Why I Haven’t Built an Aesthetic Notion Dashboard
Despite being obsessed with Notion and everything in it, I don’t spend a lot of time tinkering with my Notion dashboard. Other members of the Notion Wizard team swear by having a lean, mean, aesthetically pleasing dashboard, but I don’t buy it. Controversial, I know. But that’s because I live by the mantra: Spend less time saying and more time doing. When talking about Notion, I see altering my dashboard as a form of procrastination, drawing me away from what it is I should be working on. Remember: Function over form, not form over function.
I don’t need fancy buttons or bright colors to take me to my pages. All I need is a traditional link. I don’t need music to play as soon as I open up my Workspace. I have Spotify for that. All Notion is for me is a tool in my chest. I don’t open it up to relax, but rather to improve my workflow, create databases, manage my schedule and store files. No amount of color is going to speed up the amount of time it takes to work on the latest business plan I need to submit to an investor or organize my receipts to submit to the finance team for approval at the end of the month.

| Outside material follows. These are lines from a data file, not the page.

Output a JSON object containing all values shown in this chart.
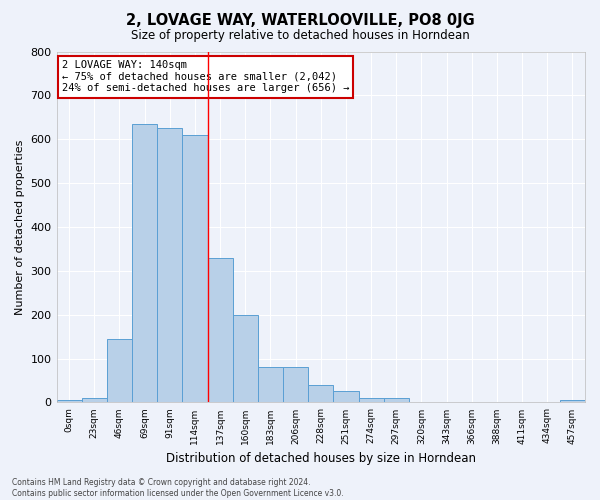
{
  "title": "2, LOVAGE WAY, WATERLOOVILLE, PO8 0JG",
  "subtitle": "Size of property relative to detached houses in Horndean",
  "xlabel": "Distribution of detached houses by size in Horndean",
  "ylabel": "Number of detached properties",
  "bar_values": [
    5,
    10,
    145,
    635,
    625,
    610,
    330,
    200,
    80,
    80,
    40,
    25,
    10,
    10,
    0,
    0,
    0,
    0,
    0,
    0,
    5
  ],
  "bin_labels": [
    "0sqm",
    "23sqm",
    "46sqm",
    "69sqm",
    "91sqm",
    "114sqm",
    "137sqm",
    "160sqm",
    "183sqm",
    "206sqm",
    "228sqm",
    "251sqm",
    "274sqm",
    "297sqm",
    "320sqm",
    "343sqm",
    "366sqm",
    "388sqm",
    "411sqm",
    "434sqm",
    "457sqm"
  ],
  "bar_color": "#b8d0e8",
  "bar_edge_color": "#5a9fd4",
  "background_color": "#eef2fa",
  "grid_color": "#ffffff",
  "ylim": [
    0,
    800
  ],
  "yticks": [
    0,
    100,
    200,
    300,
    400,
    500,
    600,
    700,
    800
  ],
  "red_line_bin_index": 6,
  "annotation_text": "2 LOVAGE WAY: 140sqm\n← 75% of detached houses are smaller (2,042)\n24% of semi-detached houses are larger (656) →",
  "footer_text": "Contains HM Land Registry data © Crown copyright and database right 2024.\nContains public sector information licensed under the Open Government Licence v3.0.",
  "annotation_box_color": "#ffffff",
  "annotation_box_edge": "#cc0000"
}
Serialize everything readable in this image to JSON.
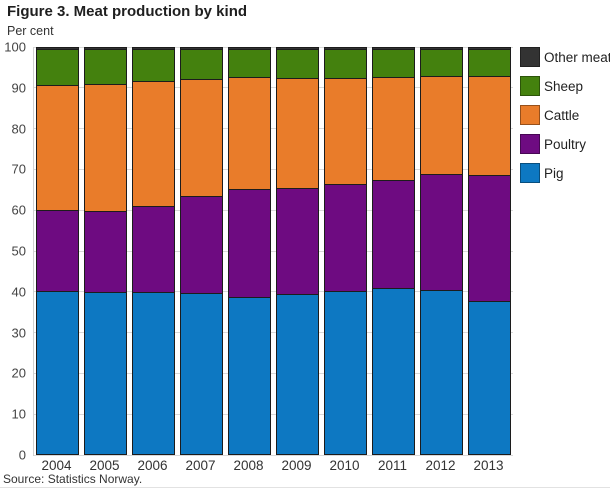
{
  "header": {
    "title": "Figure 3. Meat production by kind",
    "unit_label": "Per cent"
  },
  "source": "Source: Statistics Norway.",
  "colors": {
    "pig": "#0d78c2",
    "poultry": "#6e0b81",
    "cattle": "#e97c2a",
    "sheep": "#44810e",
    "other_meat": "#333333",
    "gridline": "#d9d9d9",
    "axis_text": "#444444"
  },
  "legend": [
    {
      "label": "Other meat",
      "color": "#333333"
    },
    {
      "label": "Sheep",
      "color": "#44810e"
    },
    {
      "label": "Cattle",
      "color": "#e97c2a"
    },
    {
      "label": "Poultry",
      "color": "#6e0b81"
    },
    {
      "label": "Pig",
      "color": "#0d78c2"
    }
  ],
  "chart_data": {
    "type": "bar",
    "stacked": true,
    "title": "Figure 3. Meat production by kind",
    "xlabel": "",
    "ylabel": "Per cent",
    "ylim": [
      0,
      100
    ],
    "yticks": [
      0,
      10,
      20,
      30,
      40,
      50,
      60,
      70,
      80,
      90,
      100
    ],
    "grid": true,
    "legend_position": "right",
    "categories": [
      "2004",
      "2005",
      "2006",
      "2007",
      "2008",
      "2009",
      "2010",
      "2011",
      "2012",
      "2013"
    ],
    "series": [
      {
        "name": "Pig",
        "color": "#0d78c2",
        "values": [
          40.0,
          39.7,
          39.6,
          39.4,
          38.5,
          39.3,
          40.0,
          40.7,
          40.2,
          37.4
        ]
      },
      {
        "name": "Poultry",
        "color": "#6e0b81",
        "values": [
          19.7,
          19.9,
          21.3,
          23.9,
          26.5,
          26.0,
          26.3,
          26.4,
          28.4,
          30.9
        ]
      },
      {
        "name": "Cattle",
        "color": "#e97c2a",
        "values": [
          30.8,
          31.1,
          30.5,
          28.6,
          27.4,
          26.9,
          25.9,
          25.2,
          24.0,
          24.4
        ]
      },
      {
        "name": "Sheep",
        "color": "#44810e",
        "values": [
          8.8,
          8.6,
          7.9,
          7.4,
          6.9,
          7.1,
          7.1,
          7.0,
          6.7,
          6.6
        ]
      },
      {
        "name": "Other meat",
        "color": "#333333",
        "values": [
          0.7,
          0.7,
          0.7,
          0.7,
          0.7,
          0.7,
          0.7,
          0.7,
          0.7,
          0.7
        ]
      }
    ]
  }
}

That’s not to say I don’t organize my Workspace, because I do. I still have a dashboard. It just isn’t magical — or aesthetic. It has what I need on it and where I need it. It just doesn’t look great. But it does the trick, and that’s all that matters. Of course, not everyone feels the same way as me. Some people need color to help them focus. There’s nothing wrong with that. I for one though am not buying into the aesthetic Notion templates craze that’s sweeping the internet and I’d urge you to consider whether it’s worth your time before you do too.